The author also loves walks/hits per inning pitched, WHIP for short, as I do: “Because, as is the case on your morning commute, traffic is bad. WHIP tells us how well a pitcher has performed the very fundamental role of not letting the traffic pile up—obviously an important element in run prevention.” Pitchers and fielders have the opposite job of batters: their job is to keep the other guys from putting more runs on the board than their guys do.

Castrovince gives fielders their propers, too, meaning you can throw away every defensive stat you grew up with, really, including errors, and focus on defensive runs saved in hand with the ultimate zone rating:

[E]rror counts doled out by scorekeepers in the press box barely tell us anything about what makes a successful defender. DRS and UZR are better approximating of defensive value, as they include elements such as range, efficiency on double play chances, and first-step quickness.

The error, he argues, is “the most capricious and arbitrarily (and often unfairly) applied statistic in all of professional sports. The error, which of course generated fielding percentage, tells us not what happened but what an observer of the game felt should have happened. And its uselessness is matched only by its unreliability, because, on a given day, a play ruled an error in one ballpark could very well be ruled a hit in another.”

Would you consider Bill Buckner’s in Game Six of the 1986 World Series the most infamous “error” in baseball history? Do you remember Mookie Wilson’s slow-rolling ground ball up the line taking a wicked skid on the Shea Stadium grass through Buckner’s feet beneath his mitt instead of the tiny hop up into the mitt, leaving Buckner helpless on the play? Do you remember that Wilson would have beaten the play at first base if the ball did get into Buckner’s mitt, because he was about a step ahead of Red Sox pitcher Bob Stanley ambling over to cover first?

It doesn’t let Red Sox manager John McNamara off the hook for failing to do what he normally did, replacing Buckner at first with Dave Stapleton for that should-have-been final inning. (It doesn’t let the Red Sox bullpen off the hook for surrendering the two-out hits that re-tied the game, either.) But it should have made Red Sox Nation and just about all of baseball nation think twice, thrice, and quadruple, before deciding Billy Buck was Beelze Bub incarnate.

Yapper McFlapper and Frostie Fingerflipper haven’t come to terms with wins above replacement, or WAR. Castrovince saves WAR for last in his book, just as I have for this review. Maybe Yapper can’t stop singing the ancient Edwin Starr hit: “War/what is it good for/absolutely nothing.” Maybe Frostie thinks it means baseball during World War II. What the hell is WAR, really?

“A measure,” Castrovince writes, “of a player’s value in all facets of the game by determining how many more wins he is worth than a readily-available replacement at the same position.”

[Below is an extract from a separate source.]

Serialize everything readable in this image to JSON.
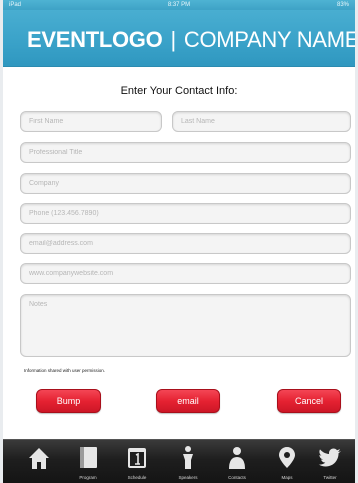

For position players, it’s the number of runs above average Swinger Swofford’s worth through a combination of batting, running, and fielding, adjusted for his field position (some of which are tougher work than others), the league averages thereof, and the number of runs the mere replacement might be worth. For pitchers, it’s either runs allowed per nine innings (earned and unearned) or FIP adjusted to the league averages and the ballparks, relative to Slinger O’Slick’s innings pitched.

Castrovince admits WAR isn’t the final, most perfect measurement, but he knows its best use may be in showing you that there was more than met your eyes when you watched a particular player during a given season. A player with 8 WAR or better is MVP level. A player with 6-8 WAR is a mere superstar. A player with 4-6 WAR is an All-Star level player. A player with 2-4 WAR is a good, dependable regular. A player with 1-2 WAR is a role player. A player with 0-1 WAR is a pine rider. A player under 0 shouldn’t even ride the major league pine.

But WAR has its uses for measuring a player’s career, too. If they measured WAR during Lou Whitaker’s career, that longtime Detroit second base bellwether might have been in the Hall of Fame two decades ago, instead of one-and-done on the writers’ ballot and waiting for an Eras Committee to reconsider him yet again. Whitaker finished his career with 75.1 career WAR. The average Hall of Fame second baseman’s career WAR is 69.5. Whitaker’s entry into Cooperstown would hike the average a tick or three. Still think WAR’s good for absolutely nothing?

What the old-schooler fears, perhaps, is being left for dead in the woods and weeds with the sabermetric advance. The old-schooler may fear that everything he or she ever learned on baseball cards or in those ancient annual pocket-size volumes of Who’s Who in Baseball turned out to be like an old gag about condensing Romeo and Juliet: a couple of moony teenagers ran off together and died.

You might care to note that was the first time I deployed the S-word here. By design. I, too, have no wish to leave you for dead in the woods and the weeds when I talk or write sabermetrically or analytically. Fellow old-timer, I too grew up with Who’s Who in Baseball as my pocket Bible.

But I also collided happily with The Elias Baseball Analyst most years of the 1980s and Total Baseball pre-Internet. Who’s Who in Baseball was rendered irrelevant by Baseball-Reference.com and Retrosheet, where the basic stats go deeper than the baseball card, and one or two clicks sends you to the kind of advanced stats for which Total Baseball cost you an arm (and maybe a wrist, if you weren’t careful with a book as heavy as a foundation block), a leg, and the annual updated supplement.

My God, the Internet’s made statistical diving simpler than all that. What’s to be afraid of? Castrovince is the Franklin D. Roosevelt of baseball analytics: you have nothing to fear but fear itself. I was the world’s worst math student in my school days. My teachers then would flip to see me now diving into the deep stats the way oceanic explorers dive for subterranean discoveries. If I can do it, anybody can.

So why should you do it? I was afraid you’d ask. Very well, I surrender—no matter how much of a baseball nut you are, no matter how many subscriptions to ESPN or MLB Network you have and use, you can’t see every last baseball game played when baseball is in season, and you’ve got no other way—not even YouTube clips—to know what the players you couldn’t watch really did above and beyond their surface stats. The box score won’t tell you the whole game story.

You don’t “need” stats to, you know, watch and enjoy the game? Well, you watched and enjoyed the games growing up and couldn’t wait to compare what you saw with what was on those guys’ limited baseball cards or in Who’s Who in Baseball—when you weren’t busy flipping the cards in the schoolyard or on the corner, or clipping them to your bicycle to clatter and fart against the turning spokes.

Pick up A Fan’s Guide to Baseball Analytics without fear, with a wide open and fearless mind, and relax with the idea that you’re actually going to get what you wished for, back when you were bound (and gagged?) once upon a time to slog through high school mathematics. The formulae simplified, the concepts making sense, your game eyes not playing tricks on you, and the entertainment as immense and joyous as watching the merry-go-round go ’round on the bases.

Oh. By the way. Refer back to Player A and Player B. Player A is Pete Rose. Player B is Willie Mays. You are now free to ask yourself whom between nine Charlie Hustlers and nine Say Hey Kids will create more runs and hang them on the scoreboard.